From Microeconomic Insights:
Did welfare reform lead some American families to work less?, by Patrick Kline (Berkeley), Melissa Tartari (Chicago): The landmark US welfare reform of 1996 provided strong incentives for poor women to work while receiving assistance – but it also provided incentives for some women to reduce their earnings to qualify for benefits. This research develops a new approach to detecting this ‘welfare opt-in’ effect and uses it to analyze data from a large randomized evaluation of welfare reform in Connecticut: the “Jobs First” program. The results reveal that the Jobs First program induced a substantial fraction of the women who were capable of lifting their families out of poverty without assistance to opt for welfare instead. ...
While our findings are specific to the sample of women in Connecticut’s Jobs First experiment, the welfare opt-in results indicate that sharp provisions for phasing out benefits can significantly depress the earnings of disadvantaged people even when the net effect of the program is to get more people working. These earnings reductions are inefficient insofar as they cost taxpayers money and trap low-skilled workers in jobs that they otherwise wouldn’t want.
An important question for policy-makers is whether these inefficiencies can be diminished by adopting smooth benefit phase in and phase out provisions such as those specified by the Earned Income Tax Credit (EITC). By phasing benefits out more gradually, such schemes replace a large distortion concentrated over a small number of relatively high earners with a small distortion spread over a larger number of people.

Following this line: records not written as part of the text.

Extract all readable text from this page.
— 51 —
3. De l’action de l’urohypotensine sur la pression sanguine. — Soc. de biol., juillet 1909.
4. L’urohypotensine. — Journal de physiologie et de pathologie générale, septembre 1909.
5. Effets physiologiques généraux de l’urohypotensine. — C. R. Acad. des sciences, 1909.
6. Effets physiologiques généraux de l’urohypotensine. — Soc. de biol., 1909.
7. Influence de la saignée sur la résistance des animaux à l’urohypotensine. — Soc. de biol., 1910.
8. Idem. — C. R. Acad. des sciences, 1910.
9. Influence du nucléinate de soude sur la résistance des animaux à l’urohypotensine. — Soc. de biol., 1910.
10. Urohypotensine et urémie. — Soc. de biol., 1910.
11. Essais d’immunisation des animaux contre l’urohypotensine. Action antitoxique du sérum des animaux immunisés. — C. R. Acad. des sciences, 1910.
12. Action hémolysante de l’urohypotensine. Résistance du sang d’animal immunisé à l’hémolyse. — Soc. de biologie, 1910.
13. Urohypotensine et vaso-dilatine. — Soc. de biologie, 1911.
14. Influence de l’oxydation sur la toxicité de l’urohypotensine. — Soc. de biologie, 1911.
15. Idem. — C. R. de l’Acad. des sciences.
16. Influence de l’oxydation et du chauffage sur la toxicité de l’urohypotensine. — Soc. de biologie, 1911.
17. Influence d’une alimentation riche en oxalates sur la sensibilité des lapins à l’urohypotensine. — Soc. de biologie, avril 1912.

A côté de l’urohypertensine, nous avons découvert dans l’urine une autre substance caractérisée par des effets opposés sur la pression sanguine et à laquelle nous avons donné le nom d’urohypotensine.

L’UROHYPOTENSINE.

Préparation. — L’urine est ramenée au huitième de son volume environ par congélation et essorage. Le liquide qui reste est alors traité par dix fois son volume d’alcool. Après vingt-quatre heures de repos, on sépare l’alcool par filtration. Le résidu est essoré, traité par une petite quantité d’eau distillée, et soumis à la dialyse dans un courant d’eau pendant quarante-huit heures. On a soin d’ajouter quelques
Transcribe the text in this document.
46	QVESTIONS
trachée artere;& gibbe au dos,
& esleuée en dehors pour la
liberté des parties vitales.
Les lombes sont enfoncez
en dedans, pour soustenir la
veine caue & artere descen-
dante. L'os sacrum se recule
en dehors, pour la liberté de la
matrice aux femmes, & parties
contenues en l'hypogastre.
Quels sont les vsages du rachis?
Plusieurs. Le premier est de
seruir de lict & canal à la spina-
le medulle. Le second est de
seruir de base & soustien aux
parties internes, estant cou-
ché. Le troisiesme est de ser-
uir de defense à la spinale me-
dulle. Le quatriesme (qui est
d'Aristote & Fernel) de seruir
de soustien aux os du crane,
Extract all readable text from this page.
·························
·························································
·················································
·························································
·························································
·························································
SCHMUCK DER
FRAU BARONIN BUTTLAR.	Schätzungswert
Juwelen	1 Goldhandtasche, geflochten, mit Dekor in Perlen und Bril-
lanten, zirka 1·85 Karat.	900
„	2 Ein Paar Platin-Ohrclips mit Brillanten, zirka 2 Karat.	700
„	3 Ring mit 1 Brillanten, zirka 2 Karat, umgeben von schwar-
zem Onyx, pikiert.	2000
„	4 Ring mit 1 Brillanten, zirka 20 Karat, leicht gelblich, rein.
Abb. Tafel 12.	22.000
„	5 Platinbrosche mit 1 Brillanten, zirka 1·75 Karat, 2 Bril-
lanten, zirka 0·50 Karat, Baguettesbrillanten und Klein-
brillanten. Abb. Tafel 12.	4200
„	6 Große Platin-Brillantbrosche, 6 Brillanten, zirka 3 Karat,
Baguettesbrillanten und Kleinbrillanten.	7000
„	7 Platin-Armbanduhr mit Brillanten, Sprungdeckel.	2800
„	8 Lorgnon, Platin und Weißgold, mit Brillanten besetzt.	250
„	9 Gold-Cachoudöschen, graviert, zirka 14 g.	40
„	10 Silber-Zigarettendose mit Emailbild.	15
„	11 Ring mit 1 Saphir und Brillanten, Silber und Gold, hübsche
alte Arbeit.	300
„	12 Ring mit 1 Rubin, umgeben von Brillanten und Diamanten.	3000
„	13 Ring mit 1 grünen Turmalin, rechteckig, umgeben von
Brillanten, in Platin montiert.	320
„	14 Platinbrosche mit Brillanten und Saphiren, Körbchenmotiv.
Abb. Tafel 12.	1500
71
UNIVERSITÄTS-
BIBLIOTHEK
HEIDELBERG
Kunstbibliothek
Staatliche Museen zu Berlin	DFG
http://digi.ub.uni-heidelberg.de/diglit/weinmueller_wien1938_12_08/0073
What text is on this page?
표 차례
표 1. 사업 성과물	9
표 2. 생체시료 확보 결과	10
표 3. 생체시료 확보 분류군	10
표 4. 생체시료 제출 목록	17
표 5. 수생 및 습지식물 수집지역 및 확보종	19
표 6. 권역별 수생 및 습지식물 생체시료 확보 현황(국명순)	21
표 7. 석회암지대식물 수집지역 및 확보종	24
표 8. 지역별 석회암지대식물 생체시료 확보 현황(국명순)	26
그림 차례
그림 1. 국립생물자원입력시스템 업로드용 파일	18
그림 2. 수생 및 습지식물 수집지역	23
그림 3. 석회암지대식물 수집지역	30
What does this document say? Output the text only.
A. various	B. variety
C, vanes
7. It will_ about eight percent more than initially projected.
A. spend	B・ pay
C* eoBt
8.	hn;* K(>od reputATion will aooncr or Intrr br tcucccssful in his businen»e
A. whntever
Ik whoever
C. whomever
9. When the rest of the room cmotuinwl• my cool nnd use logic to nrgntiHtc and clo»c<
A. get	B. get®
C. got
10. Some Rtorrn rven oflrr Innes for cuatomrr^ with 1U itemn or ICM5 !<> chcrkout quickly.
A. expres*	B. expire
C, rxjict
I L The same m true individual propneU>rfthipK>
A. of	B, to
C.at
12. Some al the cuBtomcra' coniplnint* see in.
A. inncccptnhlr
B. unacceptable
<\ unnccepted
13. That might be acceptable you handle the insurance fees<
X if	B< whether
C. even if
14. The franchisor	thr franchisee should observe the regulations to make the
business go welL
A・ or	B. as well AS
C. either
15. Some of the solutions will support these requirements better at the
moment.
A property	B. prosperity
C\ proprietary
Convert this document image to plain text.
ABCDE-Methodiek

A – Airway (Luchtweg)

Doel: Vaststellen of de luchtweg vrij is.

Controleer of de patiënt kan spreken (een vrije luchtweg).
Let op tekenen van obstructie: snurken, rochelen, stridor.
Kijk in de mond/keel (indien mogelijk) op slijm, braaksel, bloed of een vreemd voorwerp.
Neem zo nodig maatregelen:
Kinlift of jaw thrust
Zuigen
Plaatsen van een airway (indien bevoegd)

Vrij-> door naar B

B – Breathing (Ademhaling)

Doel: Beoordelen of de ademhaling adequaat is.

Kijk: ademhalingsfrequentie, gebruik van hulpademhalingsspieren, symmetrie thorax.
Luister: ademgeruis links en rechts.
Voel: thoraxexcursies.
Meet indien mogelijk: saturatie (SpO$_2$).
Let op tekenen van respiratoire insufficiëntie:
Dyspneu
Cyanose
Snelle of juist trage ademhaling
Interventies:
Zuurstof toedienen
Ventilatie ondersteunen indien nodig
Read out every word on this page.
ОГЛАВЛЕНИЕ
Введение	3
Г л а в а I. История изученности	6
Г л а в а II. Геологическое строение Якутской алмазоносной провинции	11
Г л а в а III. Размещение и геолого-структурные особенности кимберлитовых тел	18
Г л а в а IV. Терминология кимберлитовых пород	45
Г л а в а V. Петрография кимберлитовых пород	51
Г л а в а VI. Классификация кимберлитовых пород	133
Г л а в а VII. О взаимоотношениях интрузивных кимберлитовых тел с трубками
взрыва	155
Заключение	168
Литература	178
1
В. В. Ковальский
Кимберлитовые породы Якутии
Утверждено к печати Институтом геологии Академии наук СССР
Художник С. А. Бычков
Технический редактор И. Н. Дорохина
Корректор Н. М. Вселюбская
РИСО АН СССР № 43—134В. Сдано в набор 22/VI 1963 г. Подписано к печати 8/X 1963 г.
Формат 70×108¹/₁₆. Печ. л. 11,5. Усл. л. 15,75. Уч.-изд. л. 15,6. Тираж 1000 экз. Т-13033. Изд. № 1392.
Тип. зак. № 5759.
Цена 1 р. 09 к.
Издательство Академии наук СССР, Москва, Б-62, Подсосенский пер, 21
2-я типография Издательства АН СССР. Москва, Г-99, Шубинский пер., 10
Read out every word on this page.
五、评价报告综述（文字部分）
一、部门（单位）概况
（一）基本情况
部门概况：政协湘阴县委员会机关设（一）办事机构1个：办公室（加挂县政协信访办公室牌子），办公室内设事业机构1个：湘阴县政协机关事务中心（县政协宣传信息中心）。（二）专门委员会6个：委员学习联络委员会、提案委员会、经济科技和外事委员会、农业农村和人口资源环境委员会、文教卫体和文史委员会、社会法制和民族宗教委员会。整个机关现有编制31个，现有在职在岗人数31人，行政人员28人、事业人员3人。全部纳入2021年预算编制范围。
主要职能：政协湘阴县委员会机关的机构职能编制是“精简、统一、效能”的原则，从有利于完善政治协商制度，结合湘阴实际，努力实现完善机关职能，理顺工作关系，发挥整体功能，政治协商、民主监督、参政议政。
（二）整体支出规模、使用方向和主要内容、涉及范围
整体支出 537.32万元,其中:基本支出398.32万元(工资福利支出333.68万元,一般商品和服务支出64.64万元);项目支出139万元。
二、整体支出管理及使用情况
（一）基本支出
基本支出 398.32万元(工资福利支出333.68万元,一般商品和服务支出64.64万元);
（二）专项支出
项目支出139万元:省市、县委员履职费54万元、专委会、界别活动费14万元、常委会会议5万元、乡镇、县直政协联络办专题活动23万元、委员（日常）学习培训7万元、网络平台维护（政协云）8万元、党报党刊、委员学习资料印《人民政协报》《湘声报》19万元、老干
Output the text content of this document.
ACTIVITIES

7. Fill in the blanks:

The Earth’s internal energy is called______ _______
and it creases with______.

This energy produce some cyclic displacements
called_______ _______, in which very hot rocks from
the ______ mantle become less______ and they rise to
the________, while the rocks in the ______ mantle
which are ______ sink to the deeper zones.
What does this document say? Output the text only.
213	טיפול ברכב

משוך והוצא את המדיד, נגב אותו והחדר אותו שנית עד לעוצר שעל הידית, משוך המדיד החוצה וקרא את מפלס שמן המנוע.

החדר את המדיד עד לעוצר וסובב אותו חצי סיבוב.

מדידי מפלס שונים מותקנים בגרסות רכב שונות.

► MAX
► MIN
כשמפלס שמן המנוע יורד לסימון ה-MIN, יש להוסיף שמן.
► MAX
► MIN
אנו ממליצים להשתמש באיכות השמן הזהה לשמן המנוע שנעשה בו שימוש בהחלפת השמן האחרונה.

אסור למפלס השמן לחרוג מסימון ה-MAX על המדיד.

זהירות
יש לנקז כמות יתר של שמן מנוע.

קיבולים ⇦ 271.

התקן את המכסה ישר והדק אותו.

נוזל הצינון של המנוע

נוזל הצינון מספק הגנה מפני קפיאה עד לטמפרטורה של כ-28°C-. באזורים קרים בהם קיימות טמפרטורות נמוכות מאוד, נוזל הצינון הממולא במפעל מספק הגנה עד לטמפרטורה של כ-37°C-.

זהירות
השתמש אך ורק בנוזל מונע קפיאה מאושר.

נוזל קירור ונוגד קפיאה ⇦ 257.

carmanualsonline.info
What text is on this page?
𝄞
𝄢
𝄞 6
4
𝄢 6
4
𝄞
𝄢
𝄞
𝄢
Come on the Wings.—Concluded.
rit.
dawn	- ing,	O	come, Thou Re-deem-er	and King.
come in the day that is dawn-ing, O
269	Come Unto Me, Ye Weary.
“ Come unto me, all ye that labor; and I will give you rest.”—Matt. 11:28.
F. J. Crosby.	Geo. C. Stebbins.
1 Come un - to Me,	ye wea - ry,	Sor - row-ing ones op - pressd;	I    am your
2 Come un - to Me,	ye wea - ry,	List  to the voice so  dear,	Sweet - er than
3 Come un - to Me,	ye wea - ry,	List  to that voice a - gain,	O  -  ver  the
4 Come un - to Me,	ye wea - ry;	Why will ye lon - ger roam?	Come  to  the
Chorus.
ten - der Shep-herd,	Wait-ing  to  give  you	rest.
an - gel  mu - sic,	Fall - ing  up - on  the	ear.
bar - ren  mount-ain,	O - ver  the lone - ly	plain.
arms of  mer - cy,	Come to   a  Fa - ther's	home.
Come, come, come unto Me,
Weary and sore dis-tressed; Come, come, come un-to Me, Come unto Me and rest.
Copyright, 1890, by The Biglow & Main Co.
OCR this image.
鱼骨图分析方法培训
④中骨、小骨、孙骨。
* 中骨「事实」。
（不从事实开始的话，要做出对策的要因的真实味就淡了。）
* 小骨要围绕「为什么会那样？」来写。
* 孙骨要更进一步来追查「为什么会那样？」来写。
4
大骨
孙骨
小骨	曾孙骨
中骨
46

There are reasons to suspect that such a tradeoff could be worthwhile: economists often find disproportionately large behavioral responses to stronger incentives (Chetty, 2012). This could be because the program rules that generate strong incentives (for example, the Jobs First eligibility thresholds) are more salient or because households deem adjusting to weaker incentives to be ‘not worth the trouble’.
More research on these questions is necessary to inform the optimal design of welfare and other transfer programs.